When you work in the history of philosophy or the history of science, you take it for granted that there are standard editions of the "Complete Works of" very famous people. Plato, Aristotle, Descartes and Kant all have theirs, and the page numbering of those canonical editions then appear in the margins of any other edition you use. Now, I don't read Greek or German so I've never consulted most of those (just seen the numbers in the margins of my English translations) but I've started trying to use the Adam and Tannery edition of Descartes. My conclusion is that Charles Adam and Paul Tannery were either very lazy or a pair of wankers.

Let me explain. Firstly, French is governed by the Académie Française who, every now and then, change official spellings to bring them in line with pronunciation or what have you. there have been some changes since Descartes wrote. Most notably, silent Ses turning into circumflexes; and Is and Us changing into Js and Vs.
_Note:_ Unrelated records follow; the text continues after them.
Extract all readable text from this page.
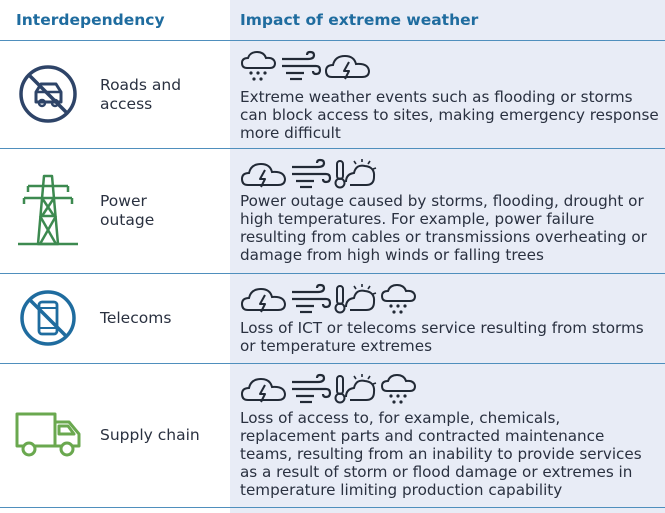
Interdependency	Impact of extreme weather
Roads and
access	Extreme weather events such as flooding or storms can block access to sites, making emergency response more difficult
Power
outage
Power outage caused by storms, flooding, drought or high temperatures. For example, power failure resulting from cables or transmissions overheating or damage from high winds or falling trees
Telecoms
Loss of ICT or telecoms service resulting from storms or temperature extremes
Supply chain
Loss of access to, for example, chemicals, replacement parts and contracted maintenance teams, resulting from an inability to provide services as a result of storm or flood damage or extremes in temperature limiting production capability
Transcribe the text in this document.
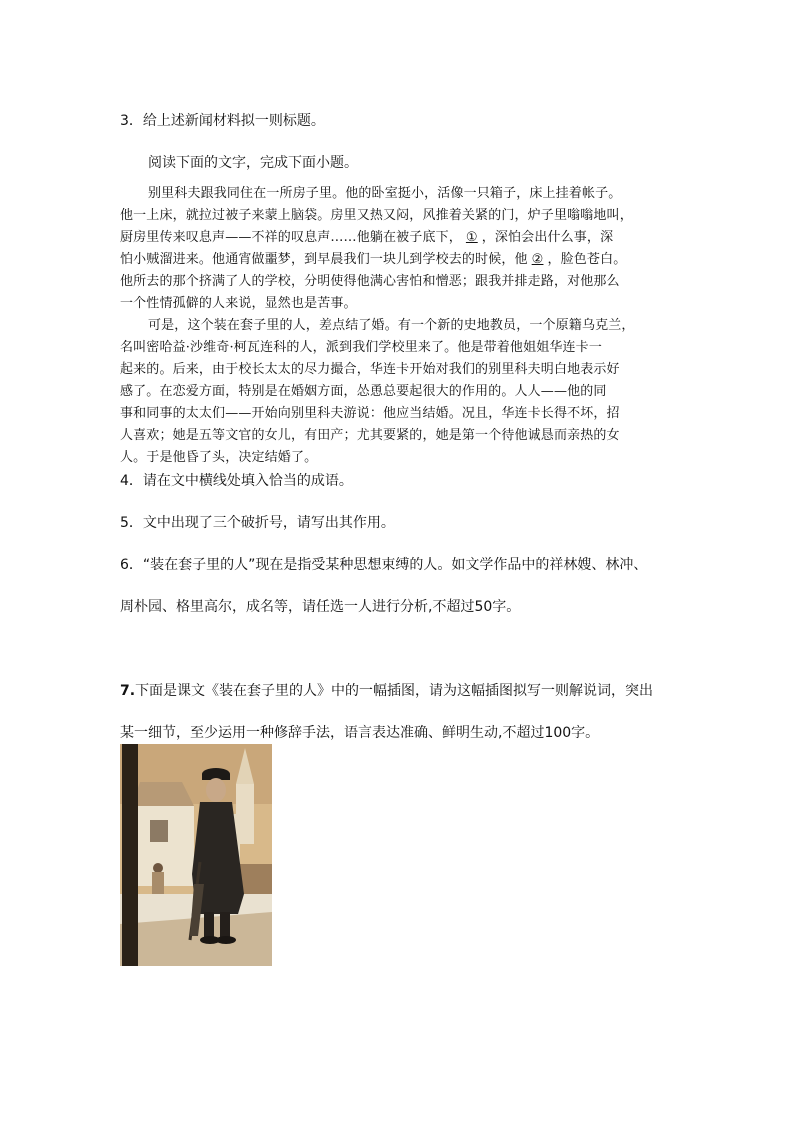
3．给上述新闻材料拟一则标题。
阅读下面的文字，完成下面小题。
别里科夫跟我同住在一所房子里。他的卧室挺小，活像一只箱子，床上挂着帐子。
他一上床，就拉过被子来蒙上脑袋。房里又热又闷，风推着关紧的门，炉子里嗡嗡地叫，
厨房里传来叹息声——不祥的叹息声……他躺在被子底下， ① ，深怕会出什么事，深
怕小贼溜进来。他通宵做噩梦，到早晨我们一块儿到学校去的时候，他 ② ，脸色苍白。
他所去的那个挤满了人的学校，分明使得他满心害怕和憎恶；跟我并排走路，对他那么
一个性情孤僻的人来说，显然也是苦事。
可是，这个装在套子里的人，差点结了婚。有一个新的史地教员，一个原籍乌克兰，
名叫密哈益·沙维奇·柯瓦连科的人，派到我们学校里来了。他是带着他姐姐华连卡一
起来的。后来，由于校长太太的尽力撮合，华连卡开始对我们的别里科夫明白地表示好
感了。在恋爱方面，特别是在婚姻方面，怂恿总要起很大的作用的。人人——他的同
事和同事的太太们——开始向别里科夫游说：他应当结婚。况且，华连卡长得不坏，招
人喜欢；她是五等文官的女儿，有田产；尤其要紧的，她是第一个待他诚恳而亲热的女
人。于是他昏了头，决定结婚了。
4．请在文中横线处填入恰当的成语。
5．文中出现了三个破折号，请写出其作用。
6．“装在套子里的人”现在是指受某种思想束缚的人。如文学作品中的祥林嫂、林冲、
周朴园、格里高尔，成名等，请任选一人进行分析,不超过50字。
7.下面是课文《装在套子里的人》中的一幅插图，请为这幅插图拟写一则解说词，突出
某一细节，至少运用一种修辞手法，语言表达准确、鲜明生动,不超过100字。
So, if you pick up a first edition of Descartes (or get a pdf of a first edition from Gallica) you'd expect these sorts of difficulties. On the other hand, if you picked up a later edition, you'd assume they'd have updated all of that. If you went for the edition edited by Victor Cousin, published 1824-26, you'd be right - modern French spelling, accents etc. (Except some oi becoming ai, which was changed in 1835 but doesn't slow down reading much.) However, if you chose Adam and Tannery, the edition that everyone cites, published in 1909, you'd get seventeenth-century spelling, crazy accents and long Ses. That's right, printed in 1909 and they decide to uſe mediaeval ſes, juſt to piſs everyone off!

"Oh, but it's true to the original." Bollocks! Orthography doesn't change the meaning of the word. We're talking about philosophy here, not poetry. If you have aesthetic reasons for keeping Chaucer and Shakespeare in their original, fine, but there's no good reason to do that for philosophy.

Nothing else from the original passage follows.